Just Let Them Play

The stress of and solutions to introducing your kids to golf
Just Let Them Play Shane Bacon

There is a unique pressure to being a golfer parent with young kids. You conspire about ways to get them into the game, constantly searching for the key to unlock how they can share the love you have for our weird, beautiful sport. My kids are both under 3 and I’m already daydreaming about the golf trips we will take. But how do I get there?

We’ve all seen the overzealous parents on the driving range trying to hammer the game into their kids, unwittingly making them hate the game we love. That’s clearly not it. So, as my son approaches 3 years old, I’ve been reaching out to people I respect for advice.

My good buddy Joel Klatt, father of three boys, told me that once the kids show any interest in actually playing golf—not just driving the cart or checking out turtles by the pond—you have to make it a game within the game. Play one hole for real: Everyone tees off and hits it until we’re all finished. Then the next hole is whatever the kids want to do: throw rocks in the pond, go look at those turtles, play in the bunker, whatever. Everybody wins.
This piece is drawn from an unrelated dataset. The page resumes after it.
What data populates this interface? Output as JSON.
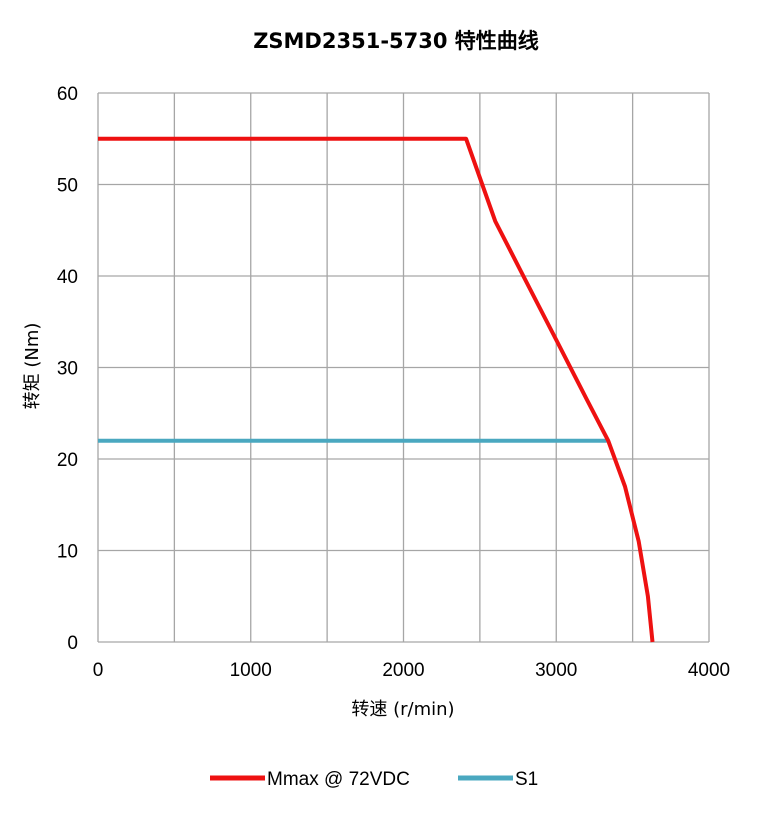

Tom Coyne, a name familiar to everyone reading this publication, sent me an amazing note about how his father approached the game when young Tom dreamed of making it big in this profession. Tom said that whenever he played in tournaments, his dad would stay home. “He explained to me years later how hard it was to not be there watching me play,” Tom told me, “but he stayed away because he wanted to leave my golf to me. He didn’t want to add pressure if things went south, nor did he want to somehow steal any of the shine should things go well.”

Hey, Mr. Coyne: Your boy made it!

My uncle, a man whose selflessness and wisdom I deeply admire, broke it down to base level: Just take them to the range and let them take whacks. “Line the ball up with your zipper, stand tall and bust it,” Uncle Doug told me. What kid wouldn’t want to hear something so easygoing as they’re watching every adult on that same driving range try to recreate the RV scene from Tin Cup? Keep it simple, stupid.
I have friends who purchased shiny new clubs for their kids—even signed them up for lessons—before they could actually lift said clubs. Golfers are, if nothing else, prepared. Call us a more degenerate group of Scouts. But we sure as hell can’t build a fire out of wet wood.

I’ve decided my approach will be a mixture of them all, with a focus on allowing my children to decide for themselves if they’re going to love this game at an early age or if it’ll come later in life, when pick-up basketball is an afterthought and the baseball glove is catching only shelf dust.

It will be fun first. If they ask for it, then we’ll make it competitive. I’ll let them enjoy it as much as possible before they realize what a snap hook means or feel the sting of a bladed 4-iron.

And as for my dad’s advice? “You just liked it, right away,” he told me. Hopefully my kids make it that easy.